You read that correctly. Ferrero didn't say "7 percent." He said "77 percent." As in 154 people being wrongfully convicted because jurors gave far more weight to eyewitness identification than is warranted by the facts.

"The vagaries of eyewitness identification are well known," the Supreme Court held in United States v. Wade. "The annals of criminal law are rife with instances of mistaken identities."

That was in 1967, during the era of the Warren Court, long reviled by conservatives as being too liberal, too pro-criminal and too eager to shackle the police. But 40 years and 200 DNA exonerations later, it looks like Chief Justice Earl Warren's court was, at the very least, right about eyewitness identification.

And that identification is even more unreliable if race is a factor. According to e-mail from Alice Leeds of the Innocence Project, "two-thirds of the 200 people exonerated through DNA are African-American. Most of the wrongful convictions that were overturned by DNA were rapes - and the majority of the cases (more than 60 percent) involve black men who were misidentified by white rape victims."

Here in Baltimore, cross-racial identification was a factor in the case of Walter Lomax, whose term of life in prison was overturned last December after he had served 39 years for the murder of convenience store owner Robert Brewer. Five witnesses - all white - identified Lomax as the killer. None testified about seeing the cast on his right hand, which had been injured in a fight about a week before the robbery.

Lovers of irony will note that this happened to Lomax in 1967, the very year the Supreme Court gave the nation its admonition about "the vagaries of eyewitness identification."

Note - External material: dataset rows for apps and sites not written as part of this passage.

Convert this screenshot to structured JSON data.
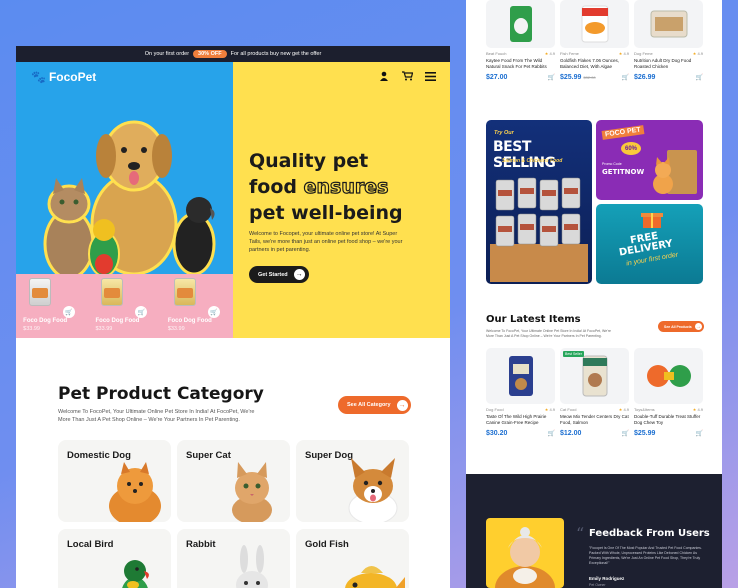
{
  "promo_bar": {
    "prefix": "On your first order",
    "badge": "30% OFF",
    "suffix": "For all products buy new get the offer"
  },
  "brand": {
    "name": "FocoPet"
  },
  "hero": {
    "title_line1": "Quality pet",
    "title_line2_a": "food",
    "title_line2_b": "ensures",
    "title_line3": "pet well-being",
    "description": "Welcome to Focopet, your ultimate online pet store! At Super Tails, we're more than just an online pet food shop – we're your partners in pet parenting.",
    "cta_label": "Get Started",
    "mini_products": [
      {
        "name": "Foco Dog Food",
        "price": "$33.99"
      },
      {
        "name": "Foco Dog Food",
        "price": "$33.99"
      },
      {
        "name": "Foco Dog Food",
        "price": "$33.99"
      }
    ]
  },
  "category": {
    "title": "Pet Product Category",
    "description": "Welcome To FocoPet, Your Ultimate Online Pet Store In India! At FocoPet, We're More Than Just A Pet Shop Online – We're Your Partners In Pet Parenting.",
    "button_label": "See All Category",
    "items": [
      {
        "name": "Domestic Dog"
      },
      {
        "name": "Super Cat"
      },
      {
        "name": "Super Dog"
      },
      {
        "name": "Local Bird"
      },
      {
        "name": "Rabbit"
      },
      {
        "name": "Gold Fish"
      }
    ]
  },
  "top_products": [
    {
      "brand": "Beat Fouch",
      "rating": "4.9",
      "name": "Kaytee Food From The Wild Natural Snack For Pet Rabbits",
      "price": "$27.00",
      "old_price": ""
    },
    {
      "brand": "Fish Feme",
      "rating": "4.9",
      "name": "Goldfish Flakes 7.06 Ounces, Balanced Diet, With Algae",
      "price": "$25.99",
      "old_price": "$32.00"
    },
    {
      "brand": "Dog Feme",
      "rating": "4.9",
      "name": "Nutrition Adult Dry Dog Food Roasted Chicken",
      "price": "$26.99",
      "old_price": ""
    }
  ],
  "banners": {
    "big": {
      "try": "Try Our",
      "headline": "BEST SELLING",
      "sub": "Salmon & Chickens Food"
    },
    "promo": {
      "foco": "FOCO PET",
      "percent": "60%",
      "promo_code_label": "Promo Code",
      "code": "GETITNOW"
    },
    "delivery": {
      "line1": "FREE",
      "line2": "DELIVERY",
      "line3": "in your first order"
    }
  },
  "latest": {
    "title": "Our Latest Items",
    "description": "Welcome To FocoPet, Your Ultimate Online Pet Store In India! At FocoPet, We're More Than Just A Pet Shop Online – We're Your Partners In Pet Parenting.",
    "button_label": "See All Products",
    "items": [
      {
        "brand": "Dog Food",
        "rating": "4.9",
        "tag": "",
        "name": "Taste Of The Wild High Prairie Canine Grain-Free Recipe",
        "price": "$30.20"
      },
      {
        "brand": "Cat Food",
        "rating": "4.9",
        "tag": "Best Seller",
        "name": "Meow Mix Tender Centers Dry Cat Food, Salmon",
        "price": "$12.00"
      },
      {
        "brand": "Toys&Items",
        "rating": "4.9",
        "tag": "",
        "name": "Double-Tuff Durable Treat Stuffer Dog Chew Toy",
        "price": "$25.99"
      }
    ]
  },
  "feedback": {
    "title": "Feedback From Users",
    "text": "\"Focopet Is One Of The Most Popular And Trusted Pet Food Companies. Packed With Whole, Unprocessed Proteins Like Deboned Chicken As Primary Ingredients, We're Just An Online Pet Food Shop, They're Truly Exceptional!\"",
    "user": "Emily Rodriguez",
    "role": "Pet Owner"
  },
  "colors": {
    "hero_blue": "#27a3ea",
    "hero_yellow": "#ffe04f",
    "hero_pink": "#f6aec0",
    "accent_orange": "#ee6a2b",
    "price_blue": "#1c6fd1",
    "dark": "#1d2030"
  }
}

I talked to Lomax on the telephone yesterday. He didn't know about the Wade case, and paused after I asked his reaction to his being fingered as a murderer based on eyewitness identification the very same year Supreme Court justices warned Americans to be leery of the practice.

"I know that during that time the racial climate was such that it didn't make a difference," Lomax answered. "You had a white man who was killed and a black suspect. They didn't care anything about justice for young African-Americans."

Lomax didn't elaborate about the racial climate in either Baltimore or the nation circa 1967, but a brief recap might be in order. When Lomax surrendered to police on Dec. 13, 1967, after learning there was a warrant for his arrest, that was only three years after Baltimore's finest conducted warrantless searches of 300 black households in an attempt to find cop killers Samuel and Earl Veney.

Baltimore police were armed for war - as in toting submachine guns and tear gas - during those searches that even the conservative U.S. Court of Appeals for the 4th Circuit called "the most flagrant invasions of privacy ever to come under the scrutiny of a federal court."

During the "long hot summers" of the mid-1960s, there were scores of urban riots nationwide, some of the deadliest being the 1965 Watts riot in Los Angeles and the upheavals in Newark, N.J., and Detroit in 1967. The Kerner Commission Report, issued in 1968, said that police brutality was the spark that ignited most of the riots.

In 1968, Baltimore was among the cities that burned after the assassination of Martin Luther King Jr. It was also the year that Lomax went to trial. It was in this racial tinderbox that Lomax and who knows how many others were expected to get something resembling a fair trial.

"If I had lived in Texas or Florida, where `Old Sparky' was kicking down there, I could have been dead," Lomax said.

There was no DNA evidence to help free Lomax, only what he called some "good detective work" funded by Centurion Ministries, a New Jersey organization that helps innocent inmates who have been wrongly convicted. Lomax, the 40th inmate Centurion has helped free from prison, said Centurion Ministries spent "a king's ransom" to investigate his case and that there are many more innocent men in prison who have no financial resources and whose cases didn't involve DNA evidence. (Ferrero said the Innocence Project only handles cases where there is DNA evidence.)

We'd all like to think the American justice system is better than that. But we'd better start hoping that those 200 DNA exonerations aren't just the tip of a very large and troubling iceberg.